Configure Network via netplan

  • List NIC
ip addr
  • Link status of NIC (don't forget ethtool -p/--identify)
ethtool iface-name
  • vim /etc/netplan/00-nonsense.yaml
network:
  version: 2
  renderer: networkd
  ethernets:
    eth0:
      addresses:
        - 10.10.10.2/24
      gateway4: 10.10.10.1
      nameservers: 
          addresses: [10.10.10.1, 1.1.1.1]
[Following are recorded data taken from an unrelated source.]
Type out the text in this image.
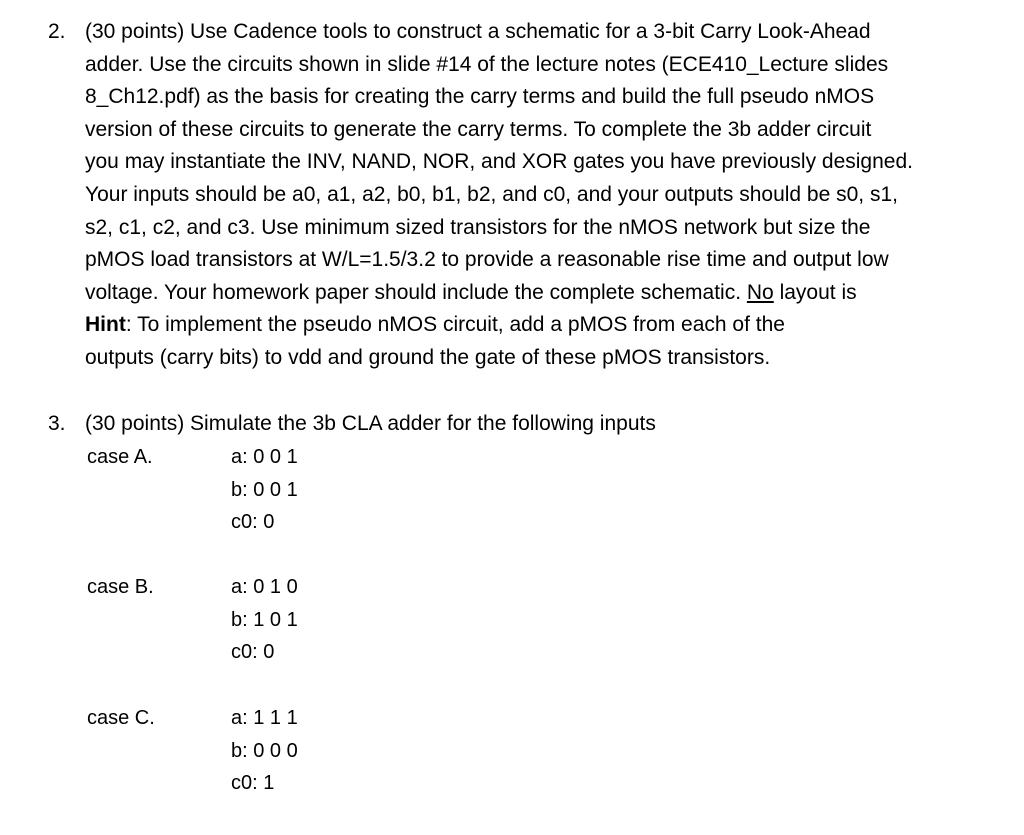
2. (30 points) Use Cadence tools to construct a schematic for a 3-bit Carry Look-Ahead
adder. Use the circuits shown in slide #14 of the lecture notes (ECE410_Lecture slides
8_Ch12.pdf) as the basis for creating the carry terms and build the full pseudo nMOS
version of these circuits to generate the carry terms. To complete the 3b adder circuit
you may instantiate the INV, NAND, NOR, and XOR gates you have previously designed.
Your inputs should be a0, a1, a2, b0, b1, b2, and c0, and your outputs should be s0, s1,
s2, c1, c2, and c3. Use minimum sized transistors for the nMOS network but size the
pMOS load transistors at W/L=1.5/3.2 to provide a reasonable rise time and output low
voltage. Your homework paper should include the complete schematic. No layout is
Hint: To implement the pseudo nMOS circuit, add a pMOS from each of the
outputs (carry bits) to vdd and ground the gate of these pMOS transistors.
3. (30 points) Simulate the 3b CLA adder for the following inputs
case A.	a: 0 0 1
b: 0 0 1
c0: 0
case B.	a: 0 1 0
b: 1 0 1
c0: 0
case C.	a: 1 1 1
b: 0 0 0
c0: 1
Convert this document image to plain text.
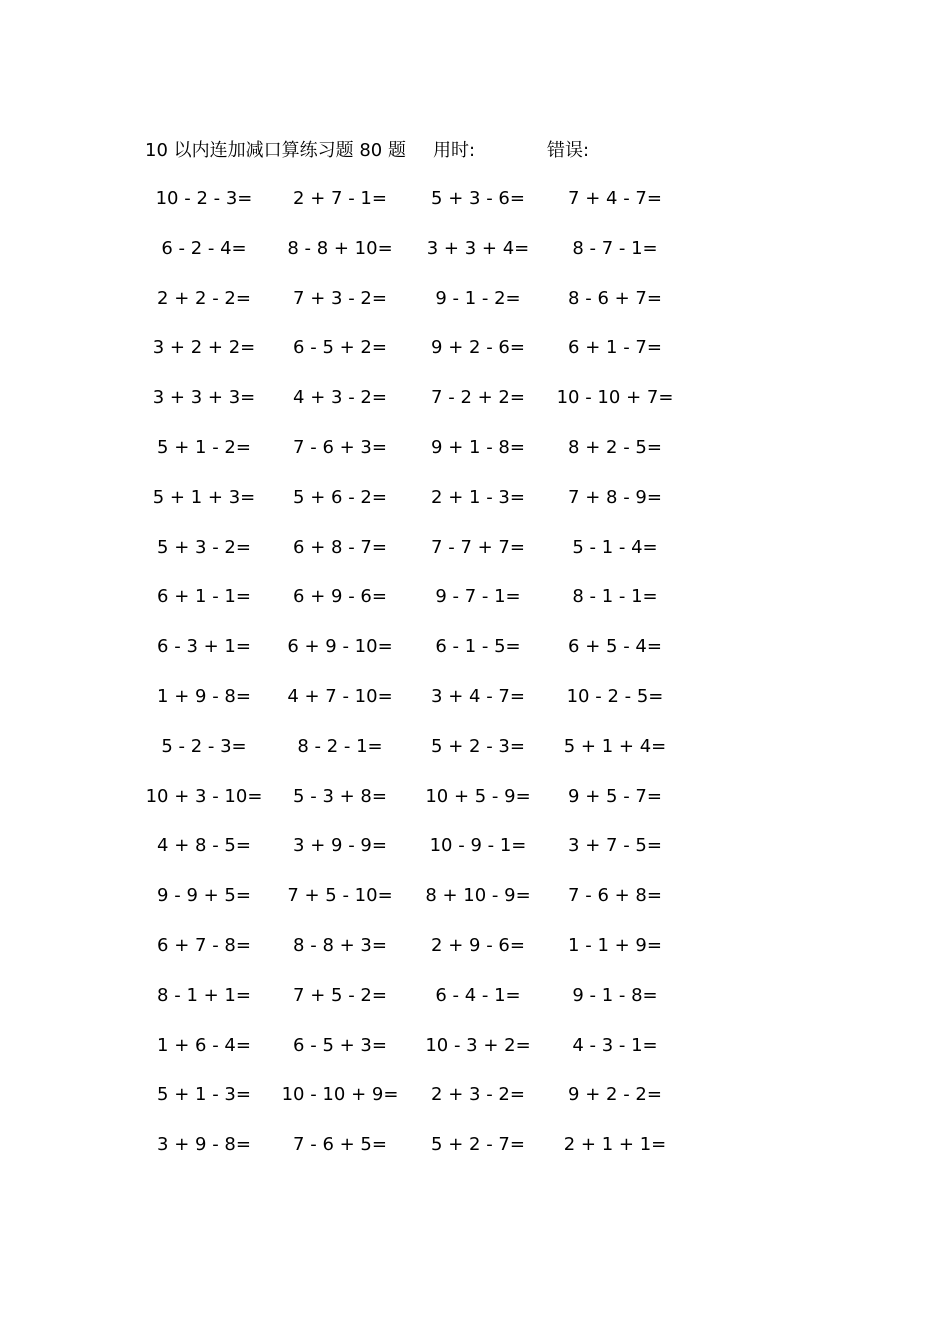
10 以内连加减口算练习题 80 题 用时:	错误:
10 - 2 - 3=	2 + 7 - 1=	5 + 3 - 6=	7 + 4 - 7=
6 - 2 - 4=	8 - 8 + 10=	3 + 3 + 4=	8 - 7 - 1=
2 + 2 - 2=	7 + 3 - 2=	9 - 1 - 2=	8 - 6 + 7=
3 + 2 + 2=	6 - 5 + 2=	9 + 2 - 6=	6 + 1 - 7=
3 + 3 + 3=	4 + 3 - 2=	7 - 2 + 2=	10 - 10 + 7=
5 + 1 - 2=	7 - 6 + 3=	9 + 1 - 8=	8 + 2 - 5=
5 + 1 + 3=	5 + 6 - 2=	2 + 1 - 3=	7 + 8 - 9=
5 + 3 - 2=	6 + 8 - 7=	7 - 7 + 7=	5 - 1 - 4=
6 + 1 - 1=	6 + 9 - 6=	9 - 7 - 1=	8 - 1 - 1=
6 - 3 + 1=	6 + 9 - 10=	6 - 1 - 5=	6 + 5 - 4=
1 + 9 - 8=	4 + 7 - 10=	3 + 4 - 7=	10 - 2 - 5=
5 - 2 - 3=	8 - 2 - 1=	5 + 2 - 3=	5 + 1 + 4=
10 + 3 - 10=	5 - 3 + 8=	10 + 5 - 9=	9 + 5 - 7=
4 + 8 - 5=	3 + 9 - 9=	10 - 9 - 1=	3 + 7 - 5=
9 - 9 + 5=	7 + 5 - 10=	8 + 10 - 9=	7 - 6 + 8=
6 + 7 - 8=	8 - 8 + 3=	2 + 9 - 6=	1 - 1 + 9=
8 - 1 + 1=	7 + 5 - 2=	6 - 4 - 1=	9 - 1 - 8=
1 + 6 - 4=	6 - 5 + 3=	10 - 3 + 2=	4 - 3 - 1=
5 + 1 - 3=	10 - 10 + 9=	2 + 3 - 2=	9 + 2 - 2=
3 + 9 - 8=	7 - 6 + 5=	5 + 2 - 7=	2 + 1 + 1=
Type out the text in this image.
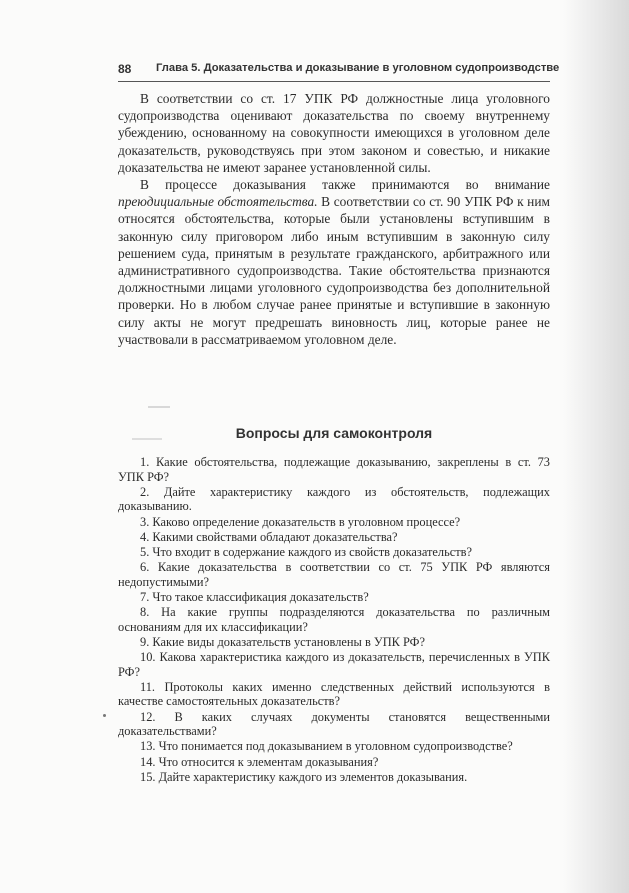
88 Глава 5. Доказательства и доказывание в уголовном судопроизводстве

В соответствии со ст. 17 УПК РФ должностные лица уголовного судопроизводства оценивают доказательства по своему внутреннему убеждению, основанному на совокупности имеющихся в уголовном деле доказательств, руководствуясь при этом законом и совестью, и никакие доказательства не имеют заранее установленной силы.

В процессе доказывания также принимаются во внимание преюдициальные обстоятельства. В соответствии со ст. 90 УПК РФ к ним относятся обстоятельства, которые были установлены вступившим в законную силу приговором либо иным вступившим в законную силу решением суда, принятым в результате гражданского, арбитражного или административного судопроизводства. Такие обстоятельства признаются должностными лицами уголовного судопроизводства без дополнительной проверки. Но в любом случае ранее принятые и вступившие в законную силу акты не могут предрешать виновность лиц, которые ранее не участвовали в рассматриваемом уголовном деле.

Вопросы для самоконтроля

1. Какие обстоятельства, подлежащие доказыванию, закреплены в ст. 73 УПК РФ?

2. Дайте характеристику каждого из обстоятельств, подлежащих доказыванию.

3. Каково определение доказательств в уголовном процессе?

4. Какими свойствами обладают доказательства?

5. Что входит в содержание каждого из свойств доказательств?

6. Какие доказательства в соответствии со ст. 75 УПК РФ являются недопустимыми?

7. Что такое классификация доказательств?

8. На какие группы подразделяются доказательства по различным основаниям для их классификации?

9. Какие виды доказательств установлены в УПК РФ?

10. Какова характеристика каждого из доказательств, перечисленных в УПК РФ?

11. Протоколы каких именно следственных действий используются в качестве самостоятельных доказательств?

12. В каких случаях документы становятся вещественными доказательствами?

13. Что понимается под доказыванием в уголовном судопроизводстве?

14. Что относится к элементам доказывания?

15. Дайте характеристику каждого из элементов доказывания.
Default settings for vncserver sucks in Ubuntu 18.04

Related softwares

sudo apt-get install gnome-panel           \
                     gnome-settings-daemon \
                     metacity              \
                     nautilus              \
                     gnome-terminal  

Configuration

cd ~
cat << EOF >> .vnc/xstartup
gnome-panel &              # launcher and docking facility for GNOME
metacity &                 # lightweight GTK+ window manager
nautilus &                 # file manager and graphical shell for GNOME
gnome-settings-daemon &
EOF

Autossh

wget https://www.harding.motd.ca/autossh/autossh-1.4g.tgz
wget https://www.harding.motd.ca/autossh/autossh-1.4g.cksums
grep SHA256 autossh-1.4g.cksums | cut -f2 -d=  | xargs -I % echo % autossh-1.4g.tgz | sha256sum -c
tar zxvf autossh-1.4g.tgz
cd autossh-1.4g
./configure
make

Parallelism

ls | head | xargs -n 1 -P 3 program_X 
# -n num of arguments for each program 
  • Exclude something
rsync -rv --include '*/' --include '*.js' --exclude '*' --prune-empty-dirs --remove-source-files Source/ Target/ 
  • Over SSH (remote_123 should be valid setting in SSH configuration)
rsync -azv --exclude unwanted/directory/in/source remote_123:/source/ local_target/

Turn off screen Credit to Siva Charan

sleep 5 ; xset dpms force off 

Youtube-dl

wget https://yt-dl.org/downloads/latest/youtube-dl 
youtube-dl --sub-lang en --write-sub --skip-download https://www.youtube.com/watch?v=xxx 
youtube-dl --all-subs    --write-sub --cookies cookies.txt --user-agent "Safari/537.36" https://www.youtube.com/watch?v=xxx 
.local/bin/yt-dlp -x --audio-quality 0 https://youtu.be/SWaqajXUbaw?si=GgBxb38EhOFmHTU-

Lack of so (Dynamic Link Library)

  • Take libffi.so.6 as the example
wget http://mirrors.kernel.org/ubuntu/pool/main/libf/libffi/libffi6_3.2.1-8_amd64.deb
ar x libffi6_3.2.1-8_amd64.deb
tar Jxf data.tar.xz 
export LD_LIBRARY_PATH=$PWD/usr/lib/x86_64-linux-gnu/

Fresh Installation

sudo tee -a /etc/sudoers << EOF >> /dev/null
$USER ALL=(ALL:ALL) NOPASSWD:ALL
EOF

How to disable Chrome Keyring?

Post by agordon1050 » Fri Jan 08, 2021 2:01 am 
1. Launch Passwords & Keys
2. GNUPG Keys, click back button.
3. Click +, select Password Keyring
4. Call it Default
5. Click Continue for an Empty Password & Continue again when asked if you want to store passwords unencrypted.
6. Right click on Default in the list (may have to mouse over to see choices), click Select as Default.   

Key Binding

  1. Know what we are typing verbatim. Press Ctrl + v. Then press left arrow .
a@a:~$ ^[[D
  1. See this answer to know what '^[[D' mean.
  2. Again, press Ctrl + v. Then press Alt + b.
a@a:~$ ^[b
  1. Bind key but replace ^[ with \e
a@a:~$ bind '"\e[D":"\eb"'
  1. Now, the function of key equals to Alt + b.